Where Indeed falls short:

  • Minimal employer culture transparency on its own
  • Sponsored listings can crowd out organic results in competitive fields
  • No verified employee review depth outside of what's now pulled from Glassdoor

Glassdoor: use it for employer intelligence

Glassdoor's value hasn't changed: it gives you a window into what it's actually like to work somewhere before you apply or accept an offer. Salary ranges, interview question reports, culture ratings, and CEO approval scores are still Glassdoor's strongest differentiators, and they now draw from a larger combined review pool thanks to the Indeed integration.

Where Glassdoor wins:

  • Employer culture ratings and qualitative review depth
  • Salary data and compensation benchmarks by role and location
  • Interview experience reports: what questions were asked, how long the process took
  • CEO approval ratings and company direction sentiment
  • "Know Your Worth" salary negotiation tool

Where Glassdoor falls short:

  • Job listings are entirely Indeed-powered, with no independent listing database
  • Privacy concerns around the Connected Profile model
  • Trust damage from past transparency issues that the merger hasn't repaired

Optimization tactics: getting the most from both platforms in 2026

On Indeed

  1. Complete your resume profile to 100%. Indeed's algorithm surfaces candidates based on profile completeness; gaps in work history, skills, or education reduce your discoverability.
  2. Turn on "Actively Looking" status. This signals to recruiters that your profile is open to outreach without publicly broadcasting your job search to your current employer.
  3. Set targeted job alerts, not broad ones. Alerts scoped to specific job titles, locations, and salary ranges surface higher-quality matches than generic keyword alerts.
  4. Use Indeed Apply where available. Applications submitted via Indeed Apply are processed faster and have lower drop-off rates; employers see them immediately in their dashboard.
  5. Add skills keywords that match your target roles. Indeed's search algorithm uses skills tags directly, so match the language in job descriptions, not just your internal job titles.

On Glassdoor

  1. Research every employer before applying, not after. Read both Glassdoor reviews and Indeed reviews (now cross-referenced in Review Intelligence™) to get a fuller culture picture.
  2. Check interview reports for your specific role. Filter by job title, not just company, to find reviews from people who interviewed for the same position you're targeting.
  3. Use salary data as a negotiation baseline, not an absolute. Glassdoor salary ranges can skew toward self-reported figures; cross-reference with LinkedIn Salary and Bureau of Labor Statistics data.
  4. Post your own review after interviews or departures. The more people contribute, the more useful the platform becomes, and anonymity, while imperfect, still provides meaningful cover for honest feedback.
  5. If privacy is a concern, use a dedicated email for your Connected Profile. Since account linking is now required, consider registering with an email address you use specifically for job searching, separate from your primary personal or work email.

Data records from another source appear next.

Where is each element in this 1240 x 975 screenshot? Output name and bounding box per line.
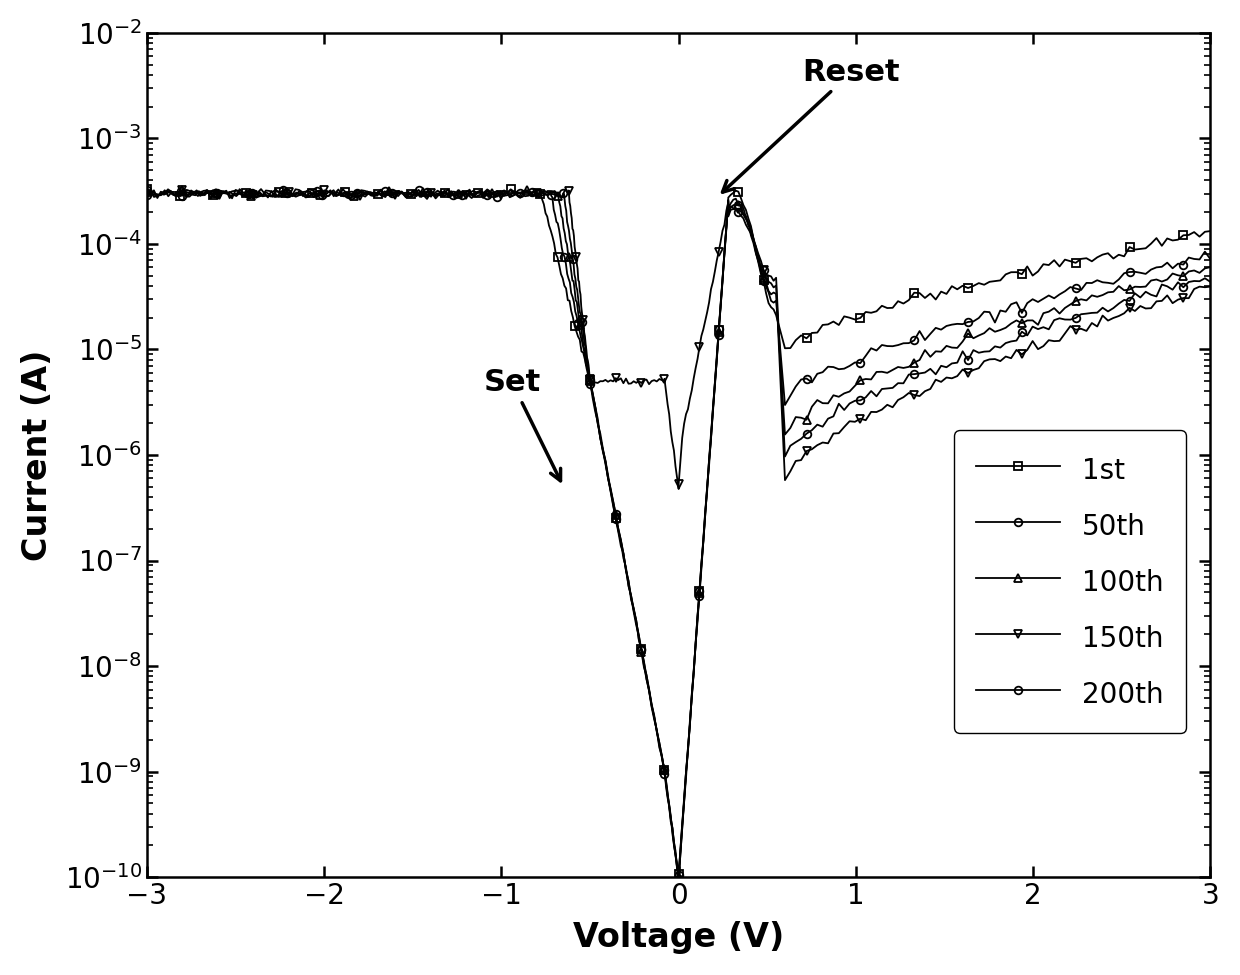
200th [160,183,175,195]
100th [140,186,155,198]
100th [621,580,636,592]
50th [1203,254,1218,265]
150th [165,186,180,198]
X-axis label: Voltage (V): Voltage (V) [573,921,784,955]
200th [671,873,686,884]
1st [523,188,538,200]
100th [671,874,686,885]
1st [619,565,634,576]
100th [164,188,179,200]
50th [164,185,179,197]
Line: 150th: 150th [143,185,1214,492]
1st [547,238,562,250]
200th [336,183,351,195]
1st [140,183,155,195]
150th [161,190,176,202]
50th [160,187,175,199]
Y-axis label: Current (A): Current (A) [21,349,53,561]
50th [556,249,570,260]
200th [188,186,203,198]
Line: 100th: 100th [143,185,1214,882]
Text: Set: Set [484,369,560,481]
100th [560,248,575,259]
150th [190,186,205,198]
150th [1203,281,1218,292]
Line: 1st: 1st [143,185,1214,878]
200th [549,190,564,202]
100th [160,185,175,197]
150th [671,484,686,495]
150th [621,378,636,390]
1st [160,185,175,197]
50th [187,187,202,199]
200th [1203,276,1218,288]
Legend: 1st, 50th, 100th, 150th, 200th: 1st, 50th, 100th, 150th, 200th [954,430,1185,733]
100th [253,183,268,195]
Text: Reset: Reset [723,58,900,192]
200th [564,244,579,255]
200th [164,186,179,198]
1st [186,188,201,200]
1st [162,186,177,198]
100th [188,189,203,201]
1st [671,869,686,880]
150th [568,246,583,257]
100th [1203,261,1218,273]
50th [140,184,155,196]
Line: 200th: 200th [143,185,1214,881]
150th [554,191,569,203]
200th [621,575,636,587]
1st [1203,225,1218,237]
50th [621,575,636,587]
50th [269,183,284,195]
100th [544,187,559,199]
200th [140,189,155,201]
50th [671,874,686,885]
50th [537,185,552,197]
150th [140,188,155,200]
Line: 50th: 50th [143,185,1214,883]
150th [480,183,495,195]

Who should use each platform, and who should skip

Use Indeed if...

  • You're actively job searching and want maximum listing volume
  • You're in a role or industry where job postings are abundant (tech, healthcare, finance, retail, logistics)
  • You want a fast, frictionless application process via Indeed Apply
  • You're open to being found by recruiters via your resume profile

Use Glassdoor if...

  • You're evaluating an offer or researching a company before an interview
  • You want to benchmark your salary before negotiating
  • You're trying to assess company culture or leadership before committing
  • You're a passive candidate who wants intelligence, not volume

Skip Glassdoor's job search function entirely. Since its listings are entirely Indeed-powered, searching for jobs on Glassdoor adds no coverage advantage over searching directly on Indeed. Use Glassdoor as a research companion after you find a role on Indeed or elsewhere, not as a parallel job board.

Be cautious if you value strict separation between your job search identity and your anonymous reviews. The Connected Profile model makes that separation harder to maintain in 2026 than it was in prior years.

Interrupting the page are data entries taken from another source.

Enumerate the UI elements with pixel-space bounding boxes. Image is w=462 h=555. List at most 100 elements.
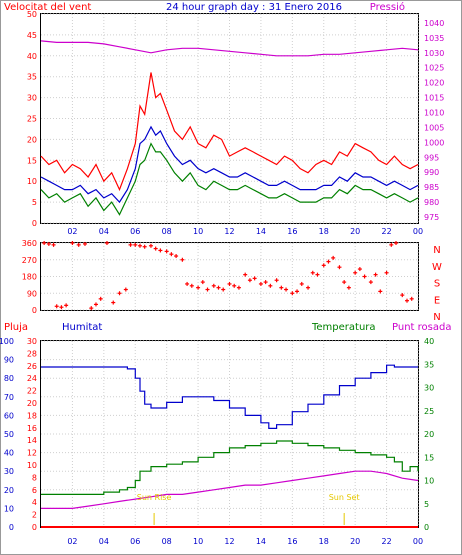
direction-point <box>409 296 414 301</box>
direction-point <box>295 289 300 294</box>
direction-point <box>378 289 383 294</box>
temperature-line <box>41 440 419 495</box>
wind-x-tick: 06 <box>130 227 140 236</box>
direction-point <box>46 241 51 246</box>
wind-plot-area <box>40 13 419 224</box>
wind-x-tick: 14 <box>256 227 266 236</box>
direction-point <box>232 283 237 288</box>
rain-y-tick: 16 <box>27 424 37 433</box>
direction-point <box>117 291 122 296</box>
compass-label: W <box>432 262 442 273</box>
wind-x-tick: 20 <box>350 227 360 236</box>
direction-point <box>59 305 64 310</box>
rain-y-tick: 10 <box>27 461 37 470</box>
direction-point <box>321 263 326 268</box>
direction-point <box>331 255 336 260</box>
rain-y-tick: 28 <box>27 349 37 358</box>
wind-line <box>40 142 419 216</box>
temperature-y-tick: 5 <box>424 500 429 509</box>
wind-x-tick: 18 <box>319 227 329 236</box>
direction-point <box>400 293 405 298</box>
wind-y-tick: 30 <box>27 94 37 103</box>
wind-y-tick: 10 <box>27 177 37 186</box>
humidity-y-axis: 0 10 20 30 40 50 60 70 80 90 100 <box>0 337 14 532</box>
pressure-y-tick: 1020 <box>424 79 444 88</box>
pressure-line <box>40 40 419 57</box>
direction-point <box>51 242 56 247</box>
direction-point <box>405 298 410 303</box>
rain-y-tick: 26 <box>27 362 37 371</box>
wind-grid <box>41 13 419 224</box>
direction-point <box>258 281 263 286</box>
direction-point <box>353 270 358 275</box>
direction-point <box>346 285 351 290</box>
compass-label: N <box>433 312 440 323</box>
humidity-label: Humitat <box>62 322 102 333</box>
rain-y-tick: 4 <box>32 498 37 507</box>
temperature-label: Temperatura <box>311 322 376 333</box>
temp-x-tick: 16 <box>287 537 297 546</box>
wind-y-axis: 0 5 10 15 20 25 30 35 40 45 50 <box>27 10 37 228</box>
temperature-y-axis: 0 5 10 15 20 25 30 35 40 <box>424 337 434 532</box>
direction-point <box>111 300 116 305</box>
wind-y-tick: 50 <box>27 10 37 19</box>
wind-x-tick: 08 <box>162 227 172 236</box>
temp-series <box>41 364 419 528</box>
direction-point <box>368 280 373 285</box>
compass-label: S <box>434 279 440 290</box>
humidity-y-tick: 10 <box>4 504 14 513</box>
humidity-y-tick: 90 <box>4 356 14 365</box>
pressure-y-tick: 990 <box>424 168 439 177</box>
temp-x-tick: 00 <box>413 537 423 546</box>
direction-point <box>174 254 179 259</box>
direction-point <box>93 302 98 307</box>
sun-set-label: Sun Set <box>329 493 360 502</box>
pressure-y-axis: 975 980 985 990 995 1000 1005 1010 1015 1020 1025 1… <box>424 19 444 222</box>
humidity-y-tick: 60 <box>4 411 14 420</box>
rain-y-tick: 2 <box>32 511 37 520</box>
temp-x-tick: 08 <box>162 537 172 546</box>
temperature-y-tick: 40 <box>424 337 434 346</box>
direction-grid <box>41 242 419 311</box>
direction-y-tick: 270 <box>22 256 37 265</box>
temp-x-tick: 18 <box>319 537 329 546</box>
temperature-y-tick: 20 <box>424 430 434 439</box>
rain-y-tick: 0 <box>32 523 37 532</box>
direction-point <box>128 242 133 247</box>
direction-point <box>290 291 295 296</box>
direction-point <box>394 241 399 245</box>
temp-x-tick: 04 <box>99 537 109 546</box>
wind-x-tick: 02 <box>67 227 77 236</box>
wind-y-tick: 25 <box>27 115 37 124</box>
direction-point <box>64 303 69 308</box>
direction-point <box>205 287 210 292</box>
direction-y-tick: 0 <box>32 306 37 315</box>
direction-point <box>263 280 268 285</box>
rain-y-tick: 8 <box>32 473 37 482</box>
temperature-y-tick: 0 <box>424 523 429 532</box>
direction-point <box>243 272 248 277</box>
pressure-y-tick: 1035 <box>424 34 444 43</box>
wind-series <box>40 40 419 216</box>
direction-point <box>299 281 304 286</box>
wind-x-tick: 16 <box>287 227 297 236</box>
direction-point <box>82 241 87 246</box>
chart-title: 24 hour graph day : 31 Enero 2016 <box>166 2 342 13</box>
direction-point <box>274 278 279 283</box>
pressure-y-tick: 995 <box>424 153 439 162</box>
wind-x-tick: 00 <box>413 227 423 236</box>
direction-point <box>164 249 169 254</box>
direction-point <box>221 287 226 292</box>
temp-x-tick: 02 <box>67 537 77 546</box>
pressure-y-tick: 985 <box>424 183 439 192</box>
rain-y-tick: 6 <box>32 486 37 495</box>
direction-y-axis: 0 90 180 270 360 <box>22 239 37 315</box>
direction-point <box>306 285 311 290</box>
direction-point <box>89 306 94 311</box>
direction-point <box>227 281 232 286</box>
direction-y-tick: 90 <box>27 289 37 298</box>
temp-x-tick: 06 <box>130 537 140 546</box>
direction-point <box>342 280 347 285</box>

A real-world workflow: from search to informed application

Use this sequence to combine both platforms effectively in 2026:

  1. Start on Indeed. Set up a complete profile, activate job alerts for your target titles, and begin applying via Indeed Apply to roles that match your criteria.
  2. Before any application, open Glassdoor. Search the company name and read recent reviews (within the last 12 months) filtered to your department or role type.
  3. Check the interview reports. Look for your specific job title. Note what questions came up, how many rounds interviewers conducted, and whether candidates reported a fair process.
  4. Pull salary data. Use Glassdoor's range plus one external source (LinkedIn Salary, Levels.fyi for tech, or BLS for regulated industries) to build a negotiation range you can defend.
  5. Decide with context. A role with strong compensation and poor culture reviews deserves a different risk calculation than a role with great culture and average pay. You now have data to make that call before the first interview.
  6. After any significant interview experience, leave a review. It only takes a few minutes and directly helps other job seekers, including people in situations very similar to yours.

FAQ

Does linking my Indeed and Glassdoor accounts affect my anonymity when posting reviews?

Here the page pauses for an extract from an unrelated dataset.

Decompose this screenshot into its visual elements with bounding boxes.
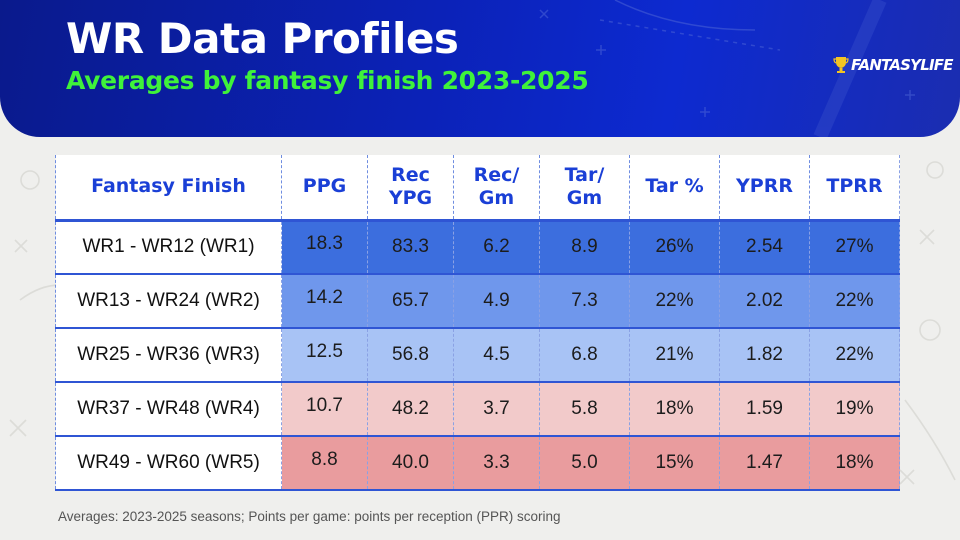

Yes, in a meaningful way, even if the platform says otherwise. Indeed's documentation states that your identity remains hidden when posting reviews, but Glassdoor's own privacy policy acknowledges it cannot guarantee anonymity. With your name, email, and resume now synced in a Connected Profile, the risk of identification (particularly if your review contains specific operational details) is higher than when the accounts were separate.

Can I unlink my Indeed and Glassdoor accounts if I change my mind?

No. Once you connect the two accounts, the only way to unlink them is to delete one of the accounts. Deleting your Indeed account after February 4, 2026 does not automatically delete your Glassdoor account; you'd need to delete both separately to fully remove your data from each platform.

Are Glassdoor job listings different from Indeed listings in 2026?

No, they're effectively the same pool. Organic (non-sponsored) job listings are shared automatically across both platforms. Searching for jobs on Glassdoor gives you no independent listing coverage beyond what's already on Indeed. Use Glassdoor for employer research; use Indeed for job discovery.

Is Indeed still the best job board to use in 2026?

For most job seekers, yes, as a starting point. Indeed's scale, aggregation model, and 31.57% market share make it the highest-volume job search engine available. That said, no single platform should be your only channel. Pair Indeed with LinkedIn for networking-driven opportunities and Glassdoor for employer due diligence.

What are my rights if I'm a job seeker in the EU concerned about Glassdoor's data practices?

You have the right to access, correct, and delete your data under GDPR. The AIM Group has flagged concerns that Glassdoor's cross-platform data sharing may conflict with EU data protection law. If you're based in the EU or UK, you can submit a data subject access request (DSAR) directly to Glassdoor/Indeed and request an accounting of what data they hold and how it's shared. If you don't receive a satisfactory response within 30 days, you can escalate to your national data protection authority.


The Indeed/Glassdoor merger is one of the most significant structural changes to the job search market in years, and most job seekers are navigating it without a clear picture of what actually changed. Now you have one. Use Indeed to find roles at scale, use Glassdoor to vet employers before you commit your time, and make deliberate choices about what data you share and how. The platforms are more integrated than ever, and so is the information they hold about you. Go in with your eyes open and you'll use both tools more effectively than most candidates in the market right now.